So here's the 3D model I built of it, minus the smokestacks leading out. The oven works like a brick pizza oven that is heated via rocket-method from the bottom. Each "burner" is a separate "stove, the back two being fed via the back of the unit. It is going to be free standing away from the wall, the chimney going through the roof. Above the burners will be a vent letting any remaining fumes up through the smokestack. The bin is wood made for easy access to the smaller pieces for burning in the stove. Using brick and stonework I can do myself, the look definitely matches the Italian villa theme of the homestead I'm working on.



































From: http://briarpatchplantation.blogspot.com/2013/12/rocket-cooking-setup.html


----------



## SimplerTimez (Jan 20, 2008)

Y'all are in my old neck o' the woods, and where I'm hopefully returning in a couple of years. I'd like to see your progress on this, so I'll subscribe to the thread.

Have you seen all of the recent updates at permies.com from that couple that specializes in fire study and rocket stove building?

Best wishes!

~ST


----------



## defenestrate (Aug 23, 2005)

I want to set up one of these for upstairs and possibly similar for the wood burner I intend to replace the old oil furnace with. I too want an outdoor stove/grill/oven type implement and I think yours looks good. that said, I would probably stagger those burners and feed all four from the front. This will save space behind it as well as make it much easier for one person to operate all burners if needed. Just my $.02.


----------



## th_Wolverine (Apr 15, 2013)

defenestrate said:


> I want to set up one of these for upstairs and possibly similar for the wood burner I intend to replace the old oil furnace with. I too want an outdoor stove/grill/oven type implement and I think yours looks good. that said, I would probably stagger those burners and feed all four from the front. This will save space behind it as well as make it much easier for one person to operate all burners if needed. Just my $.02.

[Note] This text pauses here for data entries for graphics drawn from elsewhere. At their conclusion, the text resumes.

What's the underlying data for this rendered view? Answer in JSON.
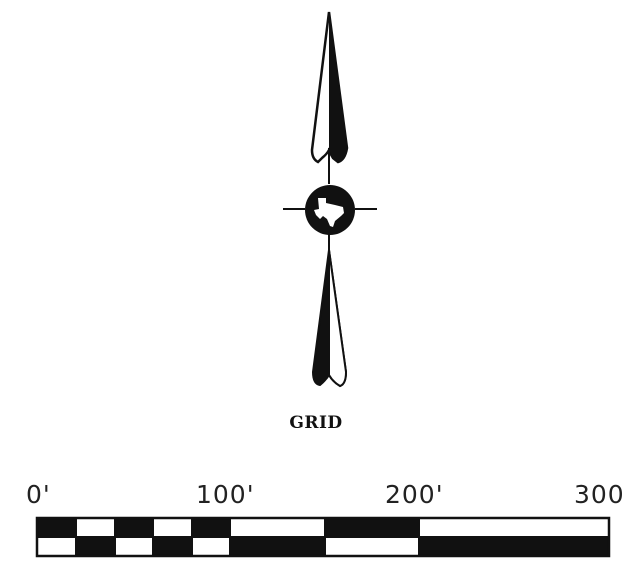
{
  "north_arrow": {
    "icon": "north-arrow-texas-icon",
    "label": "GRID"
  },
  "scale_bar": {
    "units": "feet",
    "ticks": [
      "0'",
      "100'",
      "200'",
      "300"
    ],
    "colors": {
      "ink": "#111111",
      "fill": "#ffffff"
    }
  }
}
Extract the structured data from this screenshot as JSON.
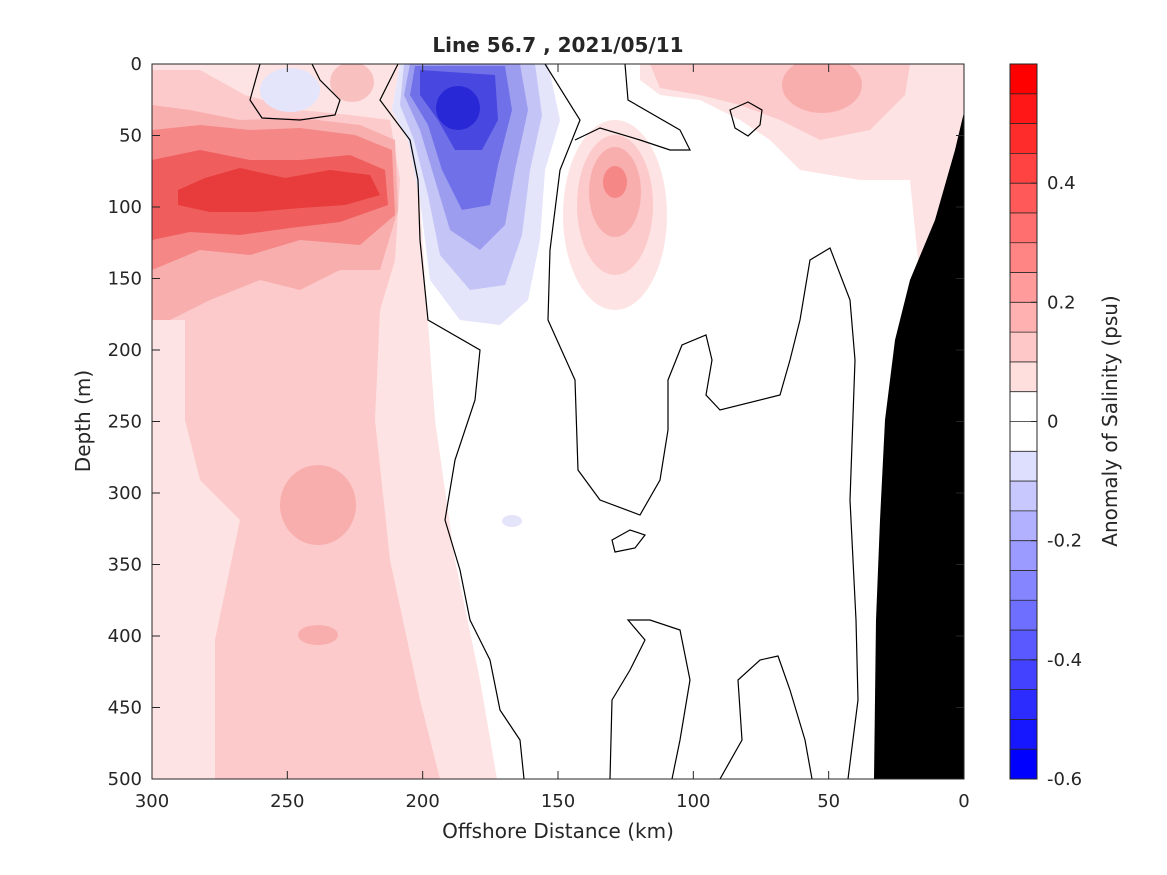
{
  "chart_data": {
    "type": "heatmap",
    "title": "Line 56.7 , 2021/05/11",
    "xlabel": "Offshore Distance (km)",
    "ylabel": "Depth (m)",
    "xlim": [
      300,
      0
    ],
    "ylim": [
      0,
      500
    ],
    "x_reversed": true,
    "y_reversed": true,
    "x_ticks": [
      300,
      250,
      200,
      150,
      100,
      50,
      0
    ],
    "y_ticks": [
      0,
      50,
      100,
      150,
      200,
      250,
      300,
      350,
      400,
      450,
      500
    ],
    "colorbar": {
      "label": "Anomaly of Salinity (psu)",
      "clim": [
        -0.6,
        0.6
      ],
      "ticks": [
        0.4,
        0.2,
        0,
        -0.2,
        -0.4,
        -0.6
      ],
      "levels": [
        -0.6,
        -0.55,
        -0.5,
        -0.45,
        -0.4,
        -0.35,
        -0.3,
        -0.25,
        -0.2,
        -0.15,
        -0.1,
        -0.05,
        0,
        0.05,
        0.1,
        0.15,
        0.2,
        0.25,
        0.3,
        0.35,
        0.4,
        0.45,
        0.5,
        0.55,
        0.6
      ],
      "colormap": "blue-white-red"
    },
    "features": [
      {
        "kind": "positive_anomaly",
        "x_center": 250,
        "depth_center": 95,
        "peak": 0.4
      },
      {
        "kind": "positive_anomaly",
        "x_center": 125,
        "depth_center": 85,
        "peak": 0.25
      },
      {
        "kind": "positive_anomaly",
        "x_center": 55,
        "depth_center": 15,
        "peak": 0.2
      },
      {
        "kind": "negative_anomaly",
        "x_center": 185,
        "depth_center": 35,
        "peak": -0.5
      },
      {
        "kind": "negative_anomaly",
        "x_center": 255,
        "depth_center": 25,
        "peak": -0.1
      }
    ],
    "bathymetry_fill": "#000000"
  }
}
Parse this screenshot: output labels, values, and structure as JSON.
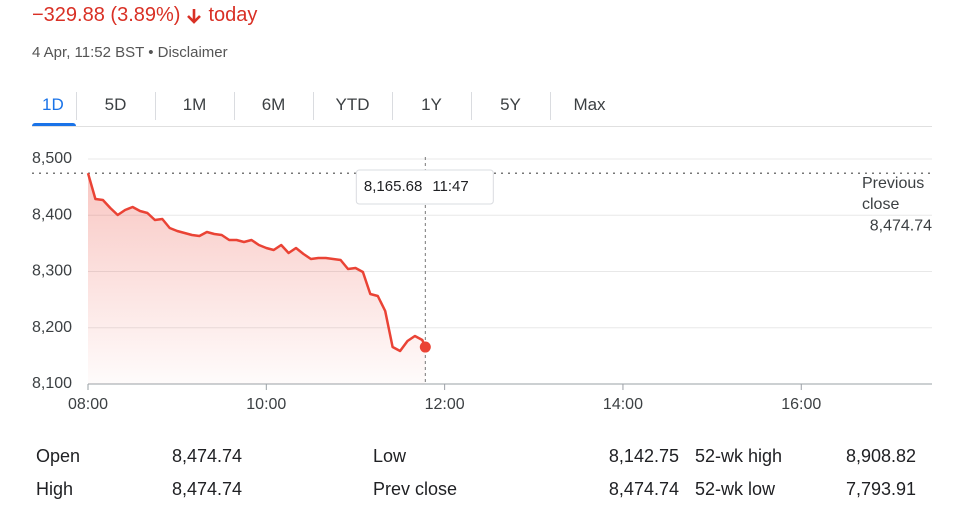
{
  "header": {
    "change": "−329.88 (3.89%)",
    "period": "today",
    "timestamp": "4 Apr, 11:52 BST",
    "disclaimer": "Disclaimer"
  },
  "tabs": [
    "1D",
    "5D",
    "1M",
    "6M",
    "YTD",
    "1Y",
    "5Y",
    "Max"
  ],
  "chart_data": {
    "type": "line",
    "color": "#ea4335",
    "x": [
      "08:00",
      "08:05",
      "08:10",
      "08:15",
      "08:20",
      "08:25",
      "08:30",
      "08:35",
      "08:40",
      "08:45",
      "08:50",
      "08:55",
      "09:00",
      "09:05",
      "09:10",
      "09:15",
      "09:20",
      "09:25",
      "09:30",
      "09:35",
      "09:40",
      "09:45",
      "09:50",
      "09:55",
      "10:00",
      "10:05",
      "10:10",
      "10:15",
      "10:20",
      "10:25",
      "10:30",
      "10:35",
      "10:40",
      "10:45",
      "10:50",
      "10:55",
      "11:00",
      "11:05",
      "11:10",
      "11:15",
      "11:20",
      "11:25",
      "11:30",
      "11:35",
      "11:40",
      "11:45",
      "11:47"
    ],
    "values": [
      8474.74,
      8428.9,
      8427.1,
      8412.9,
      8400.4,
      8409.3,
      8414.7,
      8407.6,
      8404,
      8391.6,
      8393.3,
      8377.3,
      8372,
      8368.4,
      8364.9,
      8363.1,
      8370.2,
      8366.7,
      8364.9,
      8356,
      8356,
      8352.4,
      8356,
      8347.1,
      8341.8,
      8338.2,
      8347.1,
      8332.9,
      8341.8,
      8331.1,
      8322.2,
      8324,
      8324,
      8322.2,
      8320.4,
      8304.4,
      8306.2,
      8299.1,
      8260,
      8256.4,
      8229.8,
      8165.8,
      8158.7,
      8176.4,
      8185.3,
      8178.2,
      8165.68
    ],
    "xlim": [
      "08:00",
      "17:30"
    ],
    "xticks": [
      "08:00",
      "10:00",
      "12:00",
      "14:00",
      "16:00"
    ],
    "ylim": [
      8100,
      8500
    ],
    "yticks": [
      {
        "value": 8100,
        "label": "8,100"
      },
      {
        "value": 8200,
        "label": "8,200"
      },
      {
        "value": 8300,
        "label": "8,300"
      },
      {
        "value": 8400,
        "label": "8,400"
      },
      {
        "value": 8500,
        "label": "8,500"
      }
    ],
    "grid": true,
    "previous_close": {
      "label": "Previous close",
      "value": 8474.74,
      "value_label": "8,474.74"
    },
    "tooltip": {
      "value": "8,165.68",
      "time": "11:47"
    }
  },
  "stats": [
    [
      [
        "Open",
        "8,474.74"
      ],
      [
        "Low",
        "8,142.75"
      ],
      [
        "52-wk high",
        "8,908.82"
      ]
    ],
    [
      [
        "High",
        "8,474.74"
      ],
      [
        "Prev close",
        "8,474.74"
      ],
      [
        "52-wk low",
        "7,793.91"
      ]
    ]
  ]
}
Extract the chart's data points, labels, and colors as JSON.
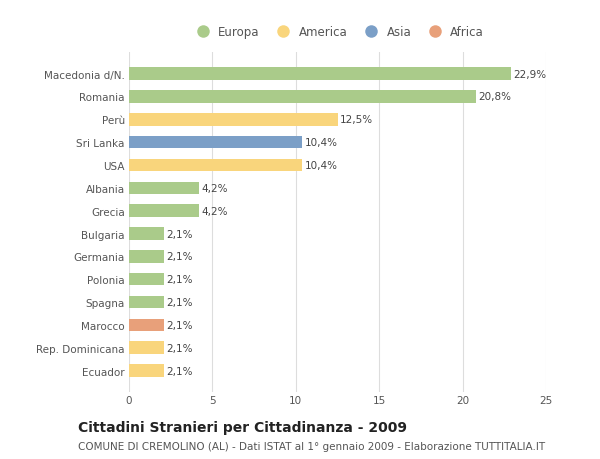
{
  "categories": [
    "Ecuador",
    "Rep. Dominicana",
    "Marocco",
    "Spagna",
    "Polonia",
    "Germania",
    "Bulgaria",
    "Grecia",
    "Albania",
    "USA",
    "Sri Lanka",
    "Perù",
    "Romania",
    "Macedonia d/N."
  ],
  "values": [
    2.1,
    2.1,
    2.1,
    2.1,
    2.1,
    2.1,
    2.1,
    4.2,
    4.2,
    10.4,
    10.4,
    12.5,
    20.8,
    22.9
  ],
  "continents": [
    "America",
    "America",
    "Africa",
    "Europa",
    "Europa",
    "Europa",
    "Europa",
    "Europa",
    "Europa",
    "America",
    "Asia",
    "America",
    "Europa",
    "Europa"
  ],
  "labels": [
    "2,1%",
    "2,1%",
    "2,1%",
    "2,1%",
    "2,1%",
    "2,1%",
    "2,1%",
    "4,2%",
    "4,2%",
    "10,4%",
    "10,4%",
    "12,5%",
    "20,8%",
    "22,9%"
  ],
  "colors": {
    "Europa": "#aacb8a",
    "America": "#f9d57c",
    "Asia": "#7b9fc7",
    "Africa": "#e8a07a"
  },
  "legend_order": [
    "Europa",
    "America",
    "Asia",
    "Africa"
  ],
  "xlim": [
    0,
    25
  ],
  "xticks": [
    0,
    5,
    10,
    15,
    20,
    25
  ],
  "title": "Cittadini Stranieri per Cittadinanza - 2009",
  "subtitle": "COMUNE DI CREMOLINO (AL) - Dati ISTAT al 1° gennaio 2009 - Elaborazione TUTTITALIA.IT",
  "background_color": "#ffffff",
  "grid_color": "#dddddd",
  "bar_height": 0.55,
  "label_fontsize": 7.5,
  "tick_fontsize": 7.5,
  "title_fontsize": 10,
  "subtitle_fontsize": 7.5
}
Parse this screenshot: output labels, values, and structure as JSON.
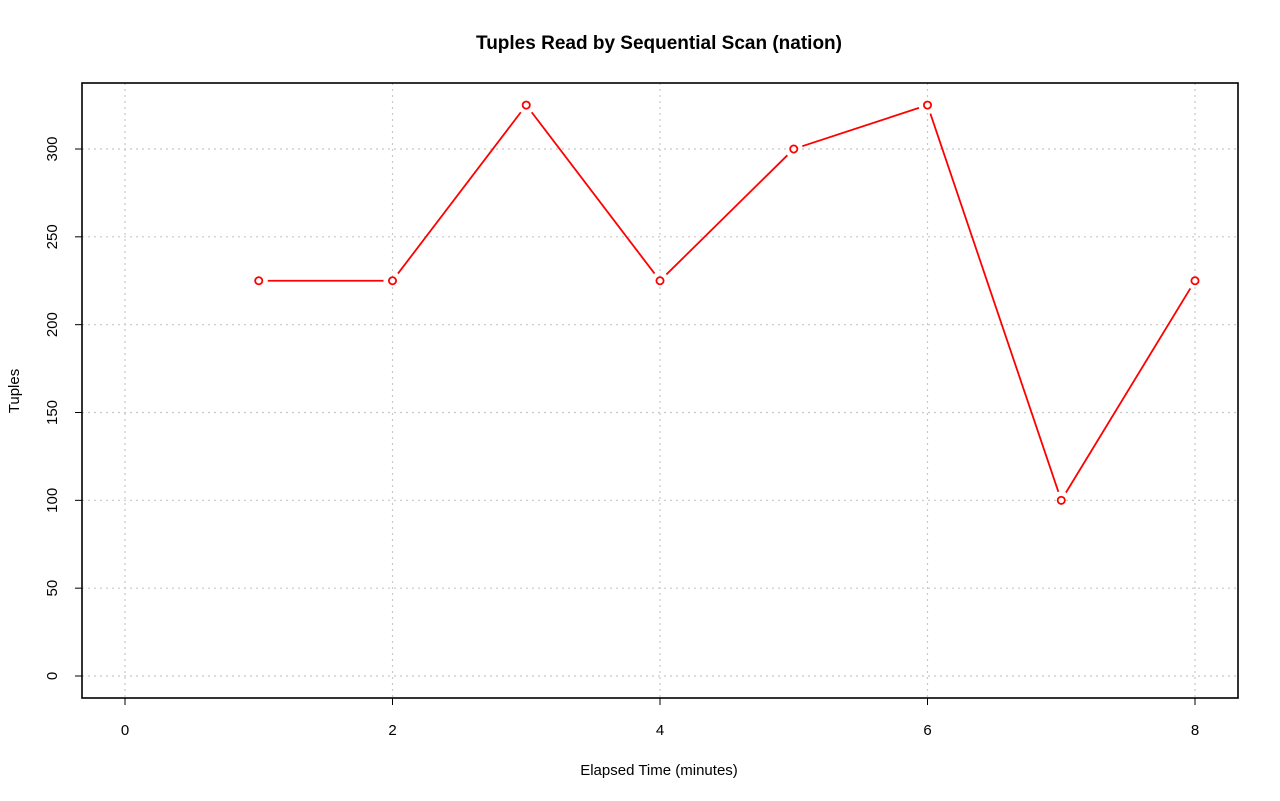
{
  "chart_data": {
    "type": "line",
    "title": "Tuples Read by Sequential Scan (nation)",
    "xlabel": "Elapsed Time (minutes)",
    "ylabel": "Tuples",
    "xlim": [
      0,
      8
    ],
    "ylim": [
      0,
      325
    ],
    "x_ticks": [
      0,
      2,
      4,
      6,
      8
    ],
    "y_ticks": [
      0,
      50,
      100,
      150,
      200,
      250,
      300
    ],
    "grid": true,
    "series": [
      {
        "x": [
          1,
          2,
          3,
          4,
          5,
          6,
          7,
          8
        ],
        "values": [
          225,
          225,
          325,
          225,
          300,
          325,
          100,
          225
        ],
        "color": "#ff0000",
        "marker": "open-circle"
      }
    ]
  }
}
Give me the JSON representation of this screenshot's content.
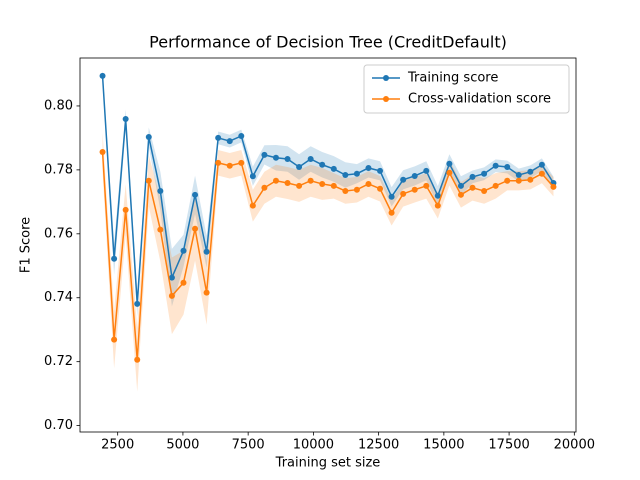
{
  "chart_data": {
    "type": "line",
    "title": "Performance of Decision Tree (CreditDefault)",
    "xlabel": "Training set size",
    "ylabel": "F1 Score",
    "x": [
      1920,
      2363,
      2806,
      3249,
      3692,
      4135,
      4578,
      5022,
      5465,
      5908,
      6351,
      6794,
      7237,
      7680,
      8123,
      8566,
      9009,
      9452,
      9895,
      10338,
      10782,
      11225,
      11668,
      12111,
      12554,
      12997,
      13440,
      13883,
      14326,
      14769,
      15212,
      15655,
      16098,
      16542,
      16985,
      17428,
      17871,
      18314,
      18757,
      19200
    ],
    "series": [
      {
        "name": "Training score",
        "color": "#1f77b4",
        "values": [
          0.8094,
          0.7522,
          0.7959,
          0.7381,
          0.7903,
          0.7734,
          0.7463,
          0.7547,
          0.7722,
          0.7544,
          0.79,
          0.789,
          0.7906,
          0.778,
          0.7847,
          0.7838,
          0.7834,
          0.7809,
          0.7834,
          0.7816,
          0.7803,
          0.7784,
          0.7788,
          0.7806,
          0.7797,
          0.7716,
          0.7769,
          0.7781,
          0.7797,
          0.7719,
          0.7819,
          0.775,
          0.7778,
          0.7788,
          0.7813,
          0.7809,
          0.7784,
          0.7794,
          0.7816,
          0.7759
        ],
        "errors": [
          0.002,
          0.005,
          0.003,
          0.004,
          0.003,
          0.006,
          0.009,
          0.005,
          0.006,
          0.005,
          0.002,
          0.002,
          0.002,
          0.003,
          0.003,
          0.004,
          0.004,
          0.004,
          0.004,
          0.004,
          0.004,
          0.004,
          0.003,
          0.003,
          0.003,
          0.003,
          0.003,
          0.003,
          0.003,
          0.003,
          0.003,
          0.003,
          0.002,
          0.002,
          0.002,
          0.002,
          0.002,
          0.002,
          0.002,
          0.002
        ]
      },
      {
        "name": "Cross-validation score",
        "color": "#ff7f0e",
        "values": [
          0.7856,
          0.7269,
          0.7675,
          0.7206,
          0.7766,
          0.7613,
          0.7406,
          0.7447,
          0.7616,
          0.7416,
          0.7822,
          0.7813,
          0.7822,
          0.7688,
          0.7744,
          0.7766,
          0.7759,
          0.775,
          0.7766,
          0.7756,
          0.775,
          0.7734,
          0.7738,
          0.7756,
          0.7741,
          0.7666,
          0.7725,
          0.7738,
          0.775,
          0.7688,
          0.7791,
          0.7722,
          0.7744,
          0.7734,
          0.775,
          0.7766,
          0.7766,
          0.7769,
          0.7788,
          0.7747
        ],
        "errors": [
          0.006,
          0.009,
          0.008,
          0.01,
          0.008,
          0.01,
          0.012,
          0.01,
          0.01,
          0.01,
          0.004,
          0.004,
          0.004,
          0.005,
          0.005,
          0.005,
          0.005,
          0.005,
          0.005,
          0.005,
          0.004,
          0.004,
          0.004,
          0.004,
          0.004,
          0.004,
          0.004,
          0.004,
          0.004,
          0.004,
          0.004,
          0.004,
          0.004,
          0.004,
          0.004,
          0.003,
          0.003,
          0.003,
          0.003,
          0.003
        ]
      }
    ],
    "xlim": [
      1056,
      20064
    ],
    "ylim": [
      0.698,
      0.815
    ],
    "xticks": [
      2500,
      5000,
      7500,
      10000,
      12500,
      15000,
      17500,
      20000
    ],
    "yticks": [
      {
        "value": 0.7,
        "label": "0.70"
      },
      0.72,
      0.74,
      0.76,
      0.78,
      {
        "value": 0.8,
        "label": "0.80"
      }
    ],
    "legend": "upper right"
  }
}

Not a bad idea, my only worry would be not being able to regulate the temperature of each individual burner, but Maybe that can be fixed with some sort of flew adjustment?


----------



## AR Aaron (May 26, 2010)

Are you planning one flue total? It seems in the research that I have done that the size of flue/vs opening draft is based off ratio or diameter of opening to flue size. Getting the stove to draft right with multiple air sources if just one flue might be a problem. Seems that getting them to draft so you dont end up with house full of smoke can be little trickier than regular stove. This is very interesting concept though. What about clean out. Most of the mass stoves I have watched videos on have some sort of clean out access for the ash. If this is going to be free standing, why not just drop the surround, and make the cook surface open for both sides? 

 I have only made a rocket stove so far out of bricks making small stacked one. Just started playing around with the idea over last couple years but eventually have chose to go another route myself. I still have a cob oven for patio on the back burner but might think about putting single rocket burner in. I had planned to use 55gallon barrel as my stove part, so figured I could get several pots/pans on top of that surface area. Mainly planned to go 55gallon barrel for availability and cost effectiveness. Much like the picture you posted.


----------



## AngieM2 (May 10, 2002)

You may want to come hang out with us in Survival & Emergency Prep

here's a thread where Elkhound built his own rocket stove

http://www.homesteadingtoday.com/sp...-update-finished-stationary-rocket-stove.html


----------



## th_Wolverine (Apr 15, 2013)

AR Aaron said:


> What about clean out. Most of the mass stoves I have watched videos on have some sort of clean out access for the ash. If this is going to be free standing, why not just drop the surround, and make the cook surface open for both sides?


Great things to think about in concern to this concept! I do like the idea of dropping the surround, that does seem to make a lot of sense! As for cleaning, I suppose I just figured I'd have a couple steel brushes around to reach in and clean it with but i like where your head is at and I'll have to look into it more!


----------